I like tarot and tessera. I like the energies of crystals and other stones. I like coffins and skulls and animism and Judaism and Greek and Nordic gods. I like the simplicities and complexities of romantic partners being more than just two people. Polyam groups working as villages to support and uplift each other. I like not thinking I'm a horrible person for my intrusive thoughts (cause remember, God can just hear all your personal thoughts without consent or anything after all), and I love that I'm getting more control over that idea that I can still be okay even when I think terrible horrifying things.
I like these things that make me truly happy, and I hate how Christianity made me miserable. Of course I would find at least a little solace in pieces of it, an oasis in the oppressive desert that gave any relief. I liked "worship" because I was allowed to sing without people telling me to shut up. I often went through church specifically because lunch was always served after, and I really like food (plus growing up poor meant sometimes we didn't have enough food at home). I liked the meditative prayer times the church would set up outside of sundays because we got to lie down in the chairs with very chill vibes music and for a few hours no one could get on my adhd ass about being lazy just for relaxing and taking a nap.

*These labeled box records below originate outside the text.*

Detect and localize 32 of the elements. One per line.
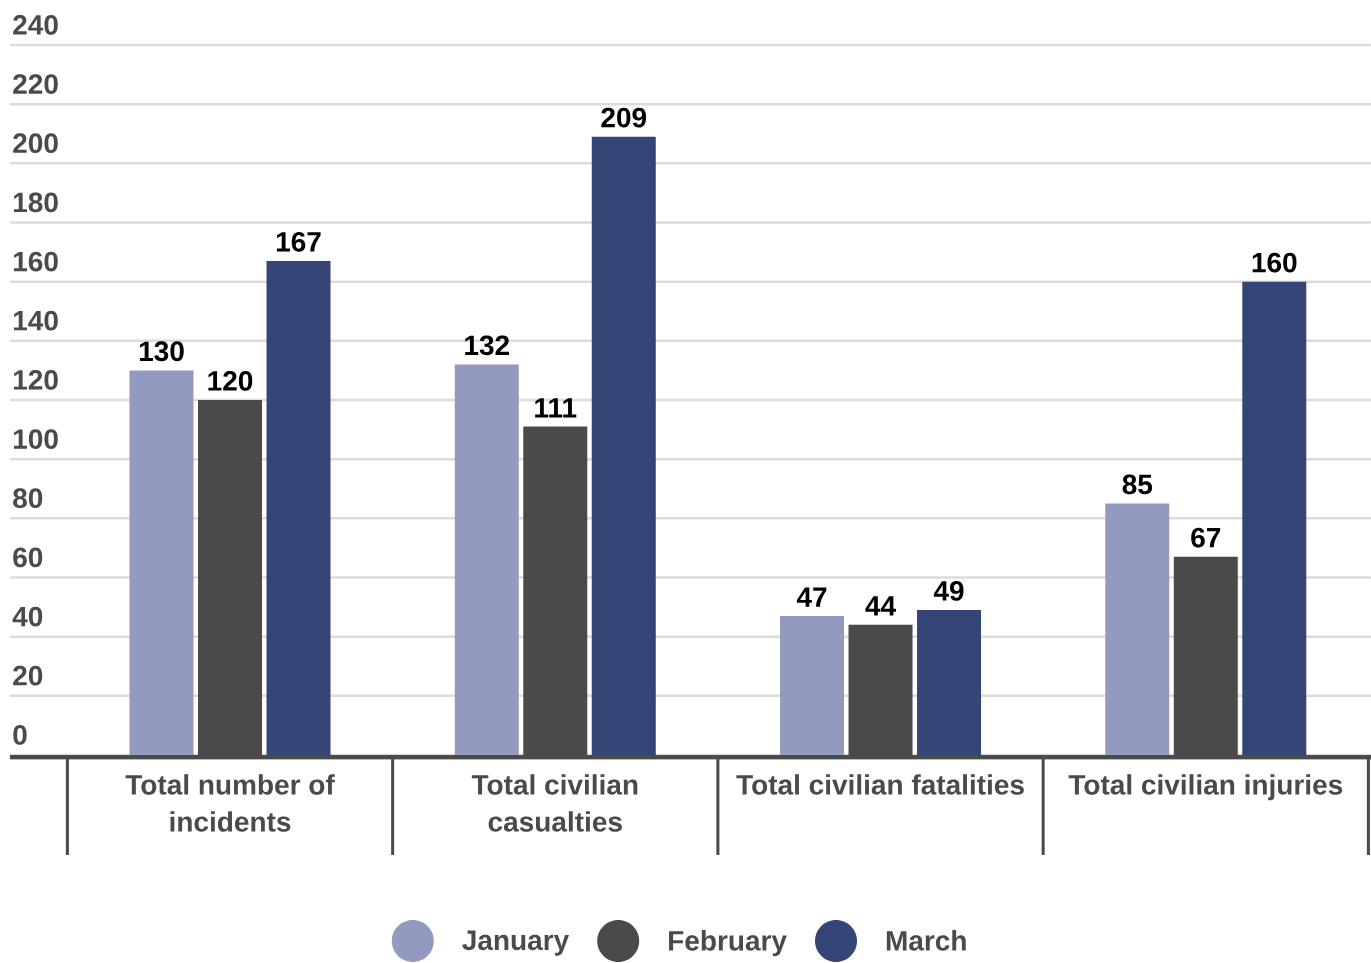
- y-tick-label: 180: [13, 192, 58, 213]
- data-label: 111: [535, 398, 577, 418]
- x-tick-label: Total civilian injuries: [1068, 774, 1343, 801]
- x-tick-label: Total civilian casualties: [471, 774, 638, 832]
- y-tick-label: 80: [13, 488, 43, 509]
- data-label: 132: [465, 335, 509, 356]
- y-tick-label: 200: [13, 133, 58, 154]
- y-tick-label: 20: [13, 665, 43, 686]
- data-label: 167: [276, 231, 321, 252]
- y-tick-label: 120: [13, 369, 58, 390]
- data-label: 49: [933, 581, 964, 601]
- data-label: 47: [796, 587, 827, 607]
- y-tick-label: 100: [13, 429, 58, 449]
- y-tick-label: 160: [13, 251, 58, 272]
- x-tick-label: Total civilian fatalities: [736, 774, 1024, 795]
- data-label: 85: [1122, 474, 1153, 495]
- x-tick-label: Total number of incidents: [125, 774, 335, 832]
- legend-label: January: [462, 930, 570, 956]
- y-tick-label: 60: [13, 547, 43, 568]
- y-tick-label: 0: [13, 724, 27, 745]
- y-tick-label: 220: [13, 74, 58, 94]
- data-label: 120: [208, 370, 253, 391]
- y-tick-label: 240: [13, 14, 58, 35]
- data-label: 209: [601, 107, 647, 128]
- legend-label: March: [886, 930, 966, 951]
- data-label: 67: [1191, 527, 1221, 548]
- data-label: 130: [139, 341, 184, 362]
- y-tick-label: 40: [12, 606, 43, 627]
- y-tick-label: 140: [13, 310, 58, 331]
- legend-label: February: [669, 930, 787, 957]
- data-label: 44: [865, 596, 896, 616]
- data-label: 160: [1252, 252, 1297, 273]
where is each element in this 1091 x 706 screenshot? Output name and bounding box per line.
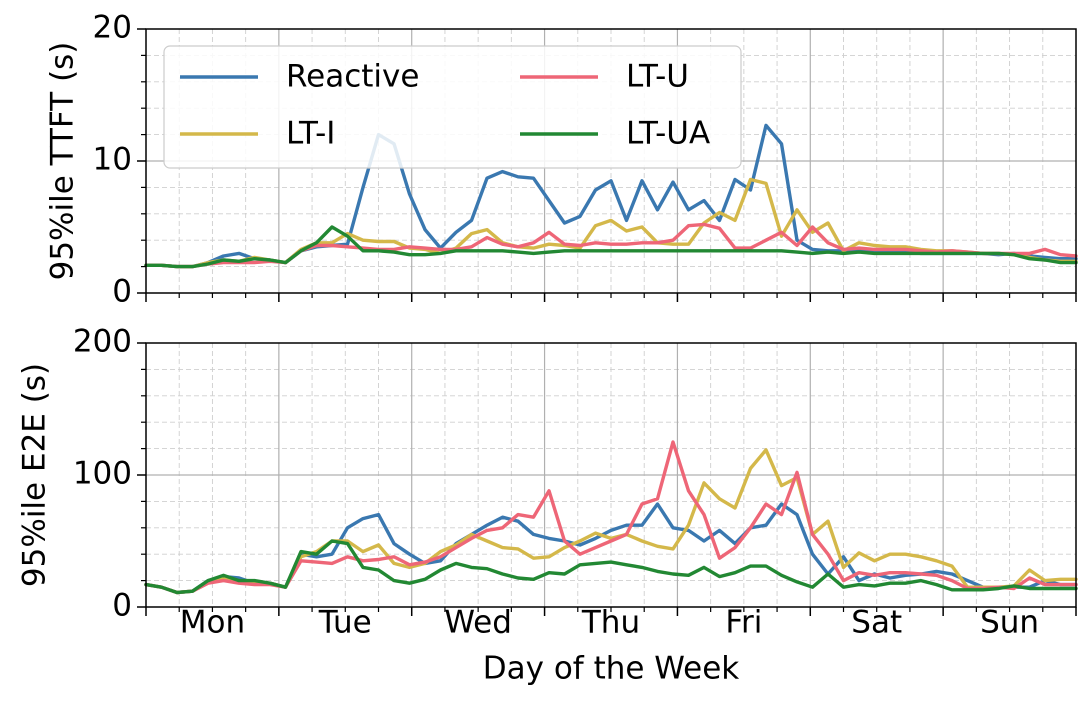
e2e-series-lt-ua [144,539,1078,595]
ttft-ytick-label: 10 [93,142,132,178]
x-tick-label-sat: Sat [851,605,902,641]
ttft-panel: 0 10 20 95%ile TTFT (s) Reactive LT-I LT-U… [45,10,1078,310]
x-axis-title: Day of the Week [483,651,740,687]
ttft-y-axis-title: 95%ile TTFT (s) [45,42,81,281]
x-tick-label-wed: Wed [444,605,512,641]
e2e-ytick-label: 200 [73,324,132,360]
legend-label-reactive: Reactive [286,59,419,95]
ttft-ytick-label: 20 [93,10,132,46]
ttft-series-lt-ua [144,225,1078,269]
e2e-ytick-label: 0 [112,588,132,624]
x-tick-label-mon: Mon [180,605,245,641]
legend-label-lt-i: LT-I [286,116,335,152]
e2e-series-lt-i [144,448,1078,595]
legend-label-lt-ua: LT-UA [626,116,710,152]
x-tick-labels: Mon Tue Wed Thu Fri Sat Sun [180,605,1039,641]
x-tick-label-fri: Fri [725,605,762,641]
e2e-series-lt-u [144,440,1078,595]
ttft-ticks: 0 10 20 [93,10,1077,310]
e2e-ticks: 0 100 200 [73,324,1077,624]
ttft-series-lines [144,123,1078,269]
legend-label-lt-u: LT-U [626,59,689,95]
e2e-ytick-label: 100 [73,456,132,492]
e2e-grid [146,343,1076,607]
x-tick-label-tue: Tue [318,605,372,641]
ttft-ytick-label: 0 [112,274,132,310]
e2e-y-axis-title: 95%ile E2E (s) [17,363,53,587]
e2e-panel: 0 100 200 95%ile E2E (s) [17,324,1078,624]
x-tick-label-sun: Sun [980,605,1039,641]
x-tick-label-thu: Thu [581,605,640,641]
legend: Reactive LT-I LT-U LT-UA [163,45,742,169]
e2e-series-lines [144,440,1078,595]
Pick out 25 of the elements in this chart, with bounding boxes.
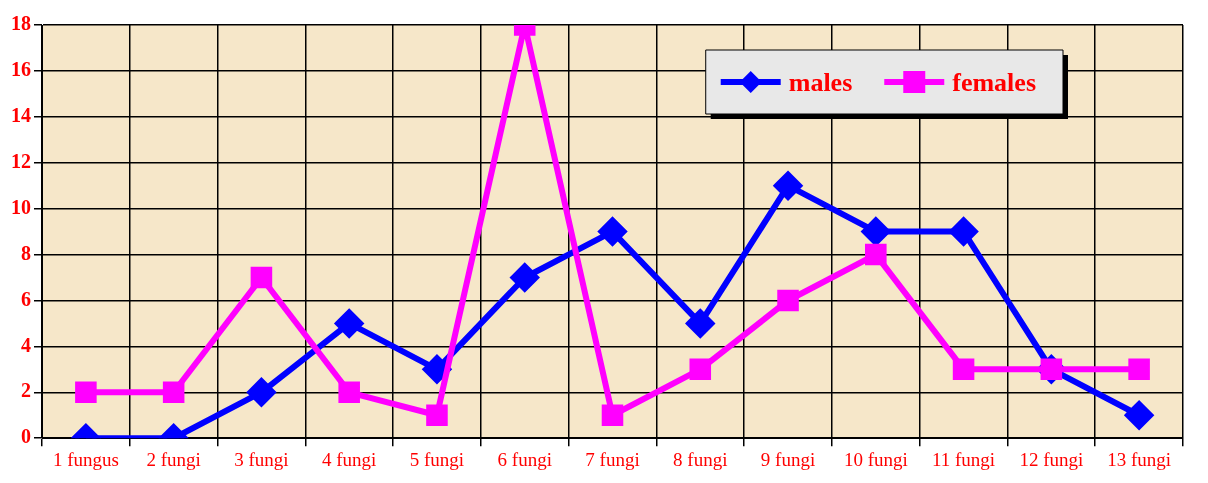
y-tick-label: 0 <box>21 425 31 448</box>
y-tick-label: 8 <box>21 241 31 264</box>
y-tick-label: 10 <box>11 195 31 218</box>
x-tick-label: 9 fungi <box>760 448 816 470</box>
x-tick-label: 7 fungi <box>585 448 640 470</box>
x-tick-label: 8 fungi <box>673 448 728 470</box>
y-tick-label: 2 <box>21 379 31 402</box>
x-tick-label: 10 fungi <box>843 448 908 470</box>
legend-label: males <box>788 67 853 97</box>
x-tick-label: 11 fungi <box>932 448 996 470</box>
x-tick-label: 6 fungi <box>497 448 552 470</box>
y-tick-label: 4 <box>21 333 31 356</box>
x-tick-label: 12 fungi <box>1019 448 1084 470</box>
x-tick-label: 1 fungus <box>52 448 119 470</box>
y-tick-label: 14 <box>11 103 31 126</box>
x-tick-label: 3 fungi <box>234 448 289 470</box>
x-tick-label: 5 fungi <box>409 448 465 470</box>
x-tick-label: 13 fungi <box>1107 448 1172 470</box>
y-tick-label: 6 <box>21 287 31 310</box>
y-tick-label: 12 <box>11 149 31 172</box>
y-tick-label: 18 <box>11 12 31 35</box>
y-tick-label: 16 <box>11 58 31 81</box>
legend-label: females <box>952 67 1037 97</box>
x-tick-label: 4 fungi <box>322 448 377 470</box>
x-tick-label: 2 fungi <box>146 448 201 470</box>
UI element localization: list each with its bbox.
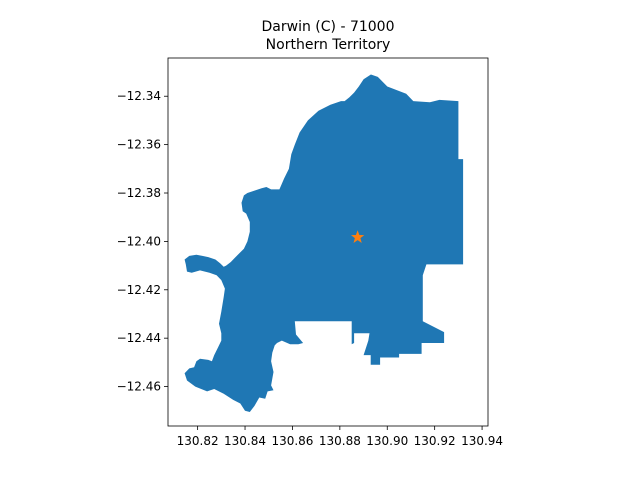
- x-tick-label: 130.92: [414, 434, 456, 448]
- y-tick-label: −12.38: [117, 186, 161, 200]
- x-tick-label: 130.82: [177, 434, 219, 448]
- axes-frame: [167, 57, 489, 427]
- y-axis: −12.46 −12.44 −12.42 −12.40 −12.38 −12.36 −12.…: [117, 89, 168, 394]
- map-title-line-1: Darwin (C) - 71000: [262, 19, 395, 35]
- x-tick-label: 130.86: [271, 434, 313, 448]
- x-tick-label: 130.84: [224, 434, 266, 448]
- x-tick-label: 130.88: [319, 434, 361, 448]
- x-tick-label: 130.90: [366, 434, 408, 448]
- y-tick-label: −12.34: [117, 89, 161, 103]
- map-title-line-2: Northern Territory: [266, 37, 391, 53]
- y-tick-label: −12.42: [117, 283, 161, 297]
- y-tick-label: −12.46: [117, 380, 161, 394]
- x-axis: 130.82 130.84 130.86 130.88 130.90 130.92 130.…: [177, 426, 503, 448]
- y-tick-label: −12.36: [117, 138, 161, 152]
- y-tick-label: −12.40: [117, 234, 161, 248]
- centroid-star-marker: [350, 230, 365, 243]
- y-tick-label: −12.44: [117, 331, 161, 345]
- plot-area: [184, 74, 464, 412]
- x-tick-label: 130.94: [461, 434, 503, 448]
- darwin-region-polygon: [184, 74, 464, 412]
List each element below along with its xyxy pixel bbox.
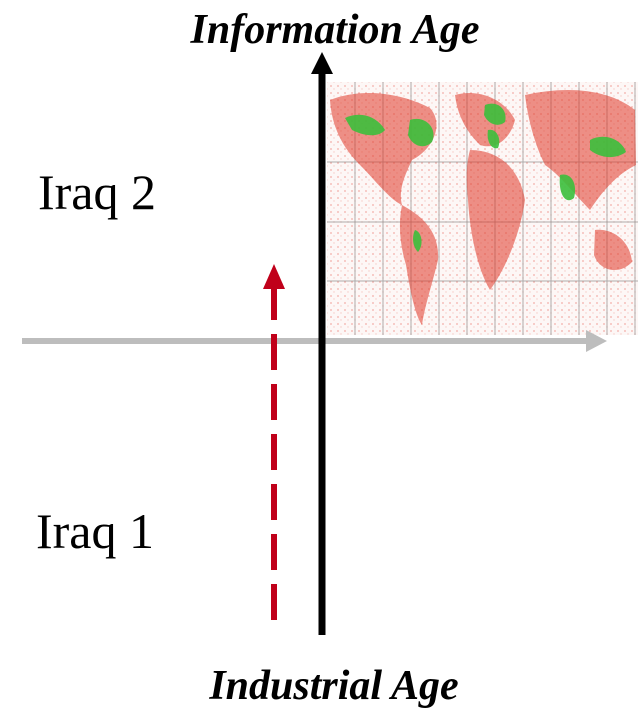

I liked socializing after church, getting to talk with my mom in a setting she feels comfortable. I liked getting away from a home full of screaming and drinking and punching walls. I liked when I could run the projector cause that meant I could stay seated when I really didn't feel like standing.
But the homophobia with all the pray the gay away, the "god doesn't make mistakes" transphobia when I never called myself a mistake to begin with. The antisemitism of it being a "Jews for Jesus" church, the colonization of bringing native practices into a colonizer religion. The cult-like chants of pledging allegiance to the Israeli flag...I left before they started doing that.
I just want to find a spirituality that actually feels fulfilling. I know Christianity works for my mom, and maybe for my dad (tho he was largely not an active participant his whole life), and for some of my friends and maybe my brother. And that's very cool if they can actually feel fulfilled in that religion, but I can't. I like a lot of the rituals (prayer before meals, sometimes praying in general, community gathering, etc) and will likely continue those rituals throughout my life. But. I also want to find my own rituals, practices, somethings or sometimes beyond to speak to. I'm trying to tell myself that even if there were good things there, everything has it's time and everything comes to an end and that God would never be mad at me for trying to find my spirituality elsewhere and would just be happy that I'm trying to find my way to love and spiritual fulfillment.
Even if someone is abusive, often we still miss them when they're gone. I do miss parts of Christianity, but I know that in this moment that part of my life is behind me and I need to move on.